How can such a struct be implemented in (unsafe) Rust?

It feels that I could just cast the element references to pointers and store them as pointers, but I will still face difficulties expressing the requirement in the second bullet point above when casting them back to references. Or is there a better way (or by any chance is such a struct implementable in safe Rust, or already in some library somewhere)?


Solution

  • Based on rodrigo's answer, I implemented this slightly simpler version:

    struct RefStack<'a, T: ?Sized + 'static> {
        content: Vec<&'a T>,
    }
    
    impl<'a, T: ?Sized + 'static> RefStack<'a, T> {
        fn new() -> Self {
            RefStack {
                content: Vec::new(),
            }
        }
    
        fn get(&self, index: usize) -> &'a T {
            self.content[index]
        }
    
        fn len(&self) -> usize {
            self.content.len()
        }
    
        fn with_element<'t, F: >(&mut self, el: &'t T, f: F)
        where
            F: FnOnce(&mut RefStack<'t, T>),
            'a: 't,
        {
            let mut st = RefStack {
                content: std::mem::take(&mut self.content),
            };
            st.content.push(el);
            f(&mut st);
            st.content.pop();
            self.content = unsafe { std::mem::transmute(st.content) };
        }
    }
    

    The only difference to rodrigo's solution is that the vector is represented as vector of references instead of pointers, so we don't need the PhantomData and the unsafe code to access an element.

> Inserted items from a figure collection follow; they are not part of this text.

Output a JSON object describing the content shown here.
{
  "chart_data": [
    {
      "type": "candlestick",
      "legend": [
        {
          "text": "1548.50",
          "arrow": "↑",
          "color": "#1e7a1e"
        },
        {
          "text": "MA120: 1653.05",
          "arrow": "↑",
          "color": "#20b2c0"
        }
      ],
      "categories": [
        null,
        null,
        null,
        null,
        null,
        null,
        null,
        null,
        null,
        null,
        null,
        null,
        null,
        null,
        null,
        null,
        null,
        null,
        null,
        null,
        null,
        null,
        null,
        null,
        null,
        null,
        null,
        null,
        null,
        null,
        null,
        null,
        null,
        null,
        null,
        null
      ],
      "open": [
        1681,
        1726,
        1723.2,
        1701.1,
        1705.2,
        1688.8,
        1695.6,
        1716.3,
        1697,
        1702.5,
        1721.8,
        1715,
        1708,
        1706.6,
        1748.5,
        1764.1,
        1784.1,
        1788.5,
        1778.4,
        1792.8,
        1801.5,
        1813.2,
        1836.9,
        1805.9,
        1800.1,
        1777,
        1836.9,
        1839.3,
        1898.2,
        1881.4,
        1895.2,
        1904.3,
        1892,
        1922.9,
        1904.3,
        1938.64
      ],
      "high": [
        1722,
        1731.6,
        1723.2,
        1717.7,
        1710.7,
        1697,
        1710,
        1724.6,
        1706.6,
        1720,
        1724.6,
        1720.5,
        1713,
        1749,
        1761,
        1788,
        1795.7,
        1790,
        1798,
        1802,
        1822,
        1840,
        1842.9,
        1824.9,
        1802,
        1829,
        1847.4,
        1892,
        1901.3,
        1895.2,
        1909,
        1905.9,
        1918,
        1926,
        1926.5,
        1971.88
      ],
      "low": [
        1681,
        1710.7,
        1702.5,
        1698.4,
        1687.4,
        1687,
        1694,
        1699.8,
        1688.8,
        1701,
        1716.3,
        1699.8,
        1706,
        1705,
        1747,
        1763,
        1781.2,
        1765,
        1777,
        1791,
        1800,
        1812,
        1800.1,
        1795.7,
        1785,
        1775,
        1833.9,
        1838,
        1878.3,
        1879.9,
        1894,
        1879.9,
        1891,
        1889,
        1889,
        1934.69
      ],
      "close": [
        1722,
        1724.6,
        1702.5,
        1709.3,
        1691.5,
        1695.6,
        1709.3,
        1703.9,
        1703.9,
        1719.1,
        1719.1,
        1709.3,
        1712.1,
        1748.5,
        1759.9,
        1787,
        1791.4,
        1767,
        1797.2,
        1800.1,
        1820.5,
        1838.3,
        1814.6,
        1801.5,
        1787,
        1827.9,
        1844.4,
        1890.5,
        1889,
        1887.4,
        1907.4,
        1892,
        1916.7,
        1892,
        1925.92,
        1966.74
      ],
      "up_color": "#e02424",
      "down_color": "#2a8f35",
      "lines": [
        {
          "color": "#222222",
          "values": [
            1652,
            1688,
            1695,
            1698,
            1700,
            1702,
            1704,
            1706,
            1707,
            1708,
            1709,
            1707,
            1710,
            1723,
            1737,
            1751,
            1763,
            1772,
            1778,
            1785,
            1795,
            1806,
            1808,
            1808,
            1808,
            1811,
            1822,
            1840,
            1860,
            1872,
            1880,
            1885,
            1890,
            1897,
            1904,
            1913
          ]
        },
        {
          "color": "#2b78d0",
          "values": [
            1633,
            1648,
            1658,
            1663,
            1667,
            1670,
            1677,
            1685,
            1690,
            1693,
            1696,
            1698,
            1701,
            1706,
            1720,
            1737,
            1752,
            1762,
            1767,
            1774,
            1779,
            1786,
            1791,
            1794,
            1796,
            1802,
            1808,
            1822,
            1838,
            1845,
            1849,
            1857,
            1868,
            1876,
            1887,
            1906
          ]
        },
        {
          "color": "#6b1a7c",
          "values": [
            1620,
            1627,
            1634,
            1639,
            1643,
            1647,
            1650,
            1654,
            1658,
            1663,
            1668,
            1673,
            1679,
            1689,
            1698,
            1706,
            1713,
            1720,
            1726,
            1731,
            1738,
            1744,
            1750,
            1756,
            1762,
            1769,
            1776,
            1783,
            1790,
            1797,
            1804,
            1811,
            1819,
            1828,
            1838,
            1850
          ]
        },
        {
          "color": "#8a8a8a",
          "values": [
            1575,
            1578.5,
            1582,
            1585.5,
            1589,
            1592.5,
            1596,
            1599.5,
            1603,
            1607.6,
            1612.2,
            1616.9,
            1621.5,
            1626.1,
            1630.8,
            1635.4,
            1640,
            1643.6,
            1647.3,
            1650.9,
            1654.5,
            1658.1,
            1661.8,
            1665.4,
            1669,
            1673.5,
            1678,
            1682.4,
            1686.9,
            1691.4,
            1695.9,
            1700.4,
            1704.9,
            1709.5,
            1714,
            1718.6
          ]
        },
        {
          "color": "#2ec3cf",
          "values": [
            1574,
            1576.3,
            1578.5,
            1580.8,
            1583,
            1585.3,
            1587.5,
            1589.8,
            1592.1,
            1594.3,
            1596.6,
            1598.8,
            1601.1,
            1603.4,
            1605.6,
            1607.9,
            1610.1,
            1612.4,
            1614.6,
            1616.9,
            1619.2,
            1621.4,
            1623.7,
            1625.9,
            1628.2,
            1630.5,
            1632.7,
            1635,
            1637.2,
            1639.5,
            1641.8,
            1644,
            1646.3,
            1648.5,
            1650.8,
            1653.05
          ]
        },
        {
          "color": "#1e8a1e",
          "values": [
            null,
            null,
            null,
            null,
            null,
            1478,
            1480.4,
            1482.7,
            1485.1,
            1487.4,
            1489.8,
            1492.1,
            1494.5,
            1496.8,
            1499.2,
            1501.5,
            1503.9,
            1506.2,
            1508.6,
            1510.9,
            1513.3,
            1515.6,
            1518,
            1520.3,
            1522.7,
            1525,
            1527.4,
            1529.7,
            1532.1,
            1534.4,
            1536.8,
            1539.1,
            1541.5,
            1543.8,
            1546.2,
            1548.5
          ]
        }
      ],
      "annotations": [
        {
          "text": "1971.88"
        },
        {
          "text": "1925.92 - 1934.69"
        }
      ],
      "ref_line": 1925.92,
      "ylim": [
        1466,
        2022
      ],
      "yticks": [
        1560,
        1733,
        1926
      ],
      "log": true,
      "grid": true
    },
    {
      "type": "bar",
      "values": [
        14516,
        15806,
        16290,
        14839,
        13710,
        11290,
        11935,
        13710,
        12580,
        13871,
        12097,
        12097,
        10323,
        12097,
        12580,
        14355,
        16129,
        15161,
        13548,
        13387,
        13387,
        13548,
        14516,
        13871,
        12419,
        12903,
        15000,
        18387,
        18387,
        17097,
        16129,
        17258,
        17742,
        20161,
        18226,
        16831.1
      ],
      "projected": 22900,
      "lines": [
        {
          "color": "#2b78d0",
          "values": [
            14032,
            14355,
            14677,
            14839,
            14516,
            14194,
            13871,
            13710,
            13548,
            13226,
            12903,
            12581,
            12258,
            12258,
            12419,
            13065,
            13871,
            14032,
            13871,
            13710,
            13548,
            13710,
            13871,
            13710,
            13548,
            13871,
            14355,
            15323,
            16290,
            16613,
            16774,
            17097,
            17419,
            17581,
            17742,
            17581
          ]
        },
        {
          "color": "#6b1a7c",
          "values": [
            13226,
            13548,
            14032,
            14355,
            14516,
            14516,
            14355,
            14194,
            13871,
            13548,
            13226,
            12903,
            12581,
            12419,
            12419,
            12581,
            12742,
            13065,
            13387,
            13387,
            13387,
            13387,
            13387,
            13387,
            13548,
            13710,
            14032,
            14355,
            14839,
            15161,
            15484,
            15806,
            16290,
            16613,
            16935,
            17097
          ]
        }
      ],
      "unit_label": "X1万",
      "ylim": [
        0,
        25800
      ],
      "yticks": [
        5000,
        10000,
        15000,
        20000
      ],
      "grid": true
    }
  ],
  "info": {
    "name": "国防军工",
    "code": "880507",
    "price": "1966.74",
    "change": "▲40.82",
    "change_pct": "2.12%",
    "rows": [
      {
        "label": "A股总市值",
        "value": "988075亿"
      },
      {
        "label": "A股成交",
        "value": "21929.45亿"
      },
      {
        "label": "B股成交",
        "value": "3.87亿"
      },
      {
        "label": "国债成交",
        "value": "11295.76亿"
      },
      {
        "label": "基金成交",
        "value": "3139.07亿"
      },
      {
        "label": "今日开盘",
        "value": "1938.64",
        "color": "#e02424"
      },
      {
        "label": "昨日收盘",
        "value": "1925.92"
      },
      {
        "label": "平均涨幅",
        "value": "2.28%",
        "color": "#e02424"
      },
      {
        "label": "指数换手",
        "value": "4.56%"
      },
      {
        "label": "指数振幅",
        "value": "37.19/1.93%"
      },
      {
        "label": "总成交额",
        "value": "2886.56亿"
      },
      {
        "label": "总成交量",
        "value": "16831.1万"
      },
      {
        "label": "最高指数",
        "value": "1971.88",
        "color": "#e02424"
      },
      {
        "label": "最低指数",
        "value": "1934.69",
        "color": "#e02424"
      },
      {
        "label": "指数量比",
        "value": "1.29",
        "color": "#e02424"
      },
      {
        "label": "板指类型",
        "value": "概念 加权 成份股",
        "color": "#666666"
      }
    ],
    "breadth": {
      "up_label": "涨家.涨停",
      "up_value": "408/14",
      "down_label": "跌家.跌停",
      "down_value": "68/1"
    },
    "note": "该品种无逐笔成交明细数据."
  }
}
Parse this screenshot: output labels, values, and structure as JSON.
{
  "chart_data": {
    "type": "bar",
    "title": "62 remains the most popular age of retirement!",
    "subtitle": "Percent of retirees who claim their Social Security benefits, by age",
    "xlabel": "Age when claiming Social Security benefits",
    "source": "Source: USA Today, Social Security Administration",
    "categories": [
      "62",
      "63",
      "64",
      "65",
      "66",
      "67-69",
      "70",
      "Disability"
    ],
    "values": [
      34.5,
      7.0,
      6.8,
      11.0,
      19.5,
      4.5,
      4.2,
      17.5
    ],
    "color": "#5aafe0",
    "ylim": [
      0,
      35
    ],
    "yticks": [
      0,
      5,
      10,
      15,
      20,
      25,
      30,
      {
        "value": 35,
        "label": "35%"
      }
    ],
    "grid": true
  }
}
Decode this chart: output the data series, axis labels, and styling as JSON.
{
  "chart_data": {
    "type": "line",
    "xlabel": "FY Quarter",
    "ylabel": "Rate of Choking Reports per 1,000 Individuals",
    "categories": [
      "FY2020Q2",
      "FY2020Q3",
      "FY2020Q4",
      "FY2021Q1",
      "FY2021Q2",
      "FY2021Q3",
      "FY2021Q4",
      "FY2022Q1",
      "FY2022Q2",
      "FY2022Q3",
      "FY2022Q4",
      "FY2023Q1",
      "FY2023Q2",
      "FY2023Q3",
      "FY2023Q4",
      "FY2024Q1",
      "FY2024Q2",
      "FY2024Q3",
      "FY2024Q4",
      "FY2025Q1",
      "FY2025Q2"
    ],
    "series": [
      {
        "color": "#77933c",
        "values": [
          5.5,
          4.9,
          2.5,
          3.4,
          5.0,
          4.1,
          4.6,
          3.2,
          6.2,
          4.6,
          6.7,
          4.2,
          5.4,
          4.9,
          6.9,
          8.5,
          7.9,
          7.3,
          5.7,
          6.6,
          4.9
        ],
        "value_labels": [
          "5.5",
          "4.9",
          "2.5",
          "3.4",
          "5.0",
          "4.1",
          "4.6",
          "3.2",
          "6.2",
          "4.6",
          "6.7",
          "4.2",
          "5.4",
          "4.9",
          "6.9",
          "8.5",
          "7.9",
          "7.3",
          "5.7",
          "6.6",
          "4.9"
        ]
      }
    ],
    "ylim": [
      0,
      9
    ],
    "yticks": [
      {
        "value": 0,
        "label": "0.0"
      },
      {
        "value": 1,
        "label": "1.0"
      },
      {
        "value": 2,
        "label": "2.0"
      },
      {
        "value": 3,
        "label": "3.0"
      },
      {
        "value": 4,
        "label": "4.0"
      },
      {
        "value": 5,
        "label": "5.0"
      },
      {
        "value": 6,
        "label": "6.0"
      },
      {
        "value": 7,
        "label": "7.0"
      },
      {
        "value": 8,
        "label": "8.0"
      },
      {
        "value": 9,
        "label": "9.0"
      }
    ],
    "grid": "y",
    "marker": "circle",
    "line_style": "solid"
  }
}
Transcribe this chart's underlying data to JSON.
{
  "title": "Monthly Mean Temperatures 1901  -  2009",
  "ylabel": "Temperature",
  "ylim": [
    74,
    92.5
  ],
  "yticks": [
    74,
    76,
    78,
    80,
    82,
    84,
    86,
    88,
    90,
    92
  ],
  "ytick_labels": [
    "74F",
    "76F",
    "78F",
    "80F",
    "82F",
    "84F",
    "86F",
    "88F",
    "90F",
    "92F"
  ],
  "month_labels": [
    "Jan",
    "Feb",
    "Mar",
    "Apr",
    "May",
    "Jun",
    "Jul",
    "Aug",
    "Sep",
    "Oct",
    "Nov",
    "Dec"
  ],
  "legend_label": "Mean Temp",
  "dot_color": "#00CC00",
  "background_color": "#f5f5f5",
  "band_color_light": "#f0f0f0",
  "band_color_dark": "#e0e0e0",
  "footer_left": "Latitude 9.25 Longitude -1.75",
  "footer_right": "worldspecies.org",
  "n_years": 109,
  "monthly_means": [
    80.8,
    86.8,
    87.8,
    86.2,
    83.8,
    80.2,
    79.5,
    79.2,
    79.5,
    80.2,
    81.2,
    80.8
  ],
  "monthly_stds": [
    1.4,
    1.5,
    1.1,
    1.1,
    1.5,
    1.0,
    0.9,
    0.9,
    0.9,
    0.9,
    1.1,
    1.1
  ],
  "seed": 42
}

    When a new element is pushed to the stack in with_element(), we require that it has a shorter lifetime than the existing elements with the a': t' bound. We then create a new stack with the shorter lifetime, which is possible in safe code since we know the data the references in the vector are pointing to even lives for the longer lifetime 'a. We then push the new element with lifetime 't to the new vector, again in safe code, and only after we removed that element again we move the vector back in it's original place. This requires unsafe code since we are extending the lifetime of the references in the vector from 't to 'a this time. We know this is safe, since the vector is back to its original state, but the compiler doesn't know this.

    I feel this version represents the intent better than rodrigo's almost identical version. The type of the vector always is "correct", in that it desribes that the elements are actually references, not raw pointers, and it always assigns the correct lifetime to the vector. And we use unsafe code exactly in the place where something potentially unsafe happens – when extending the lifetime of the references in the vector.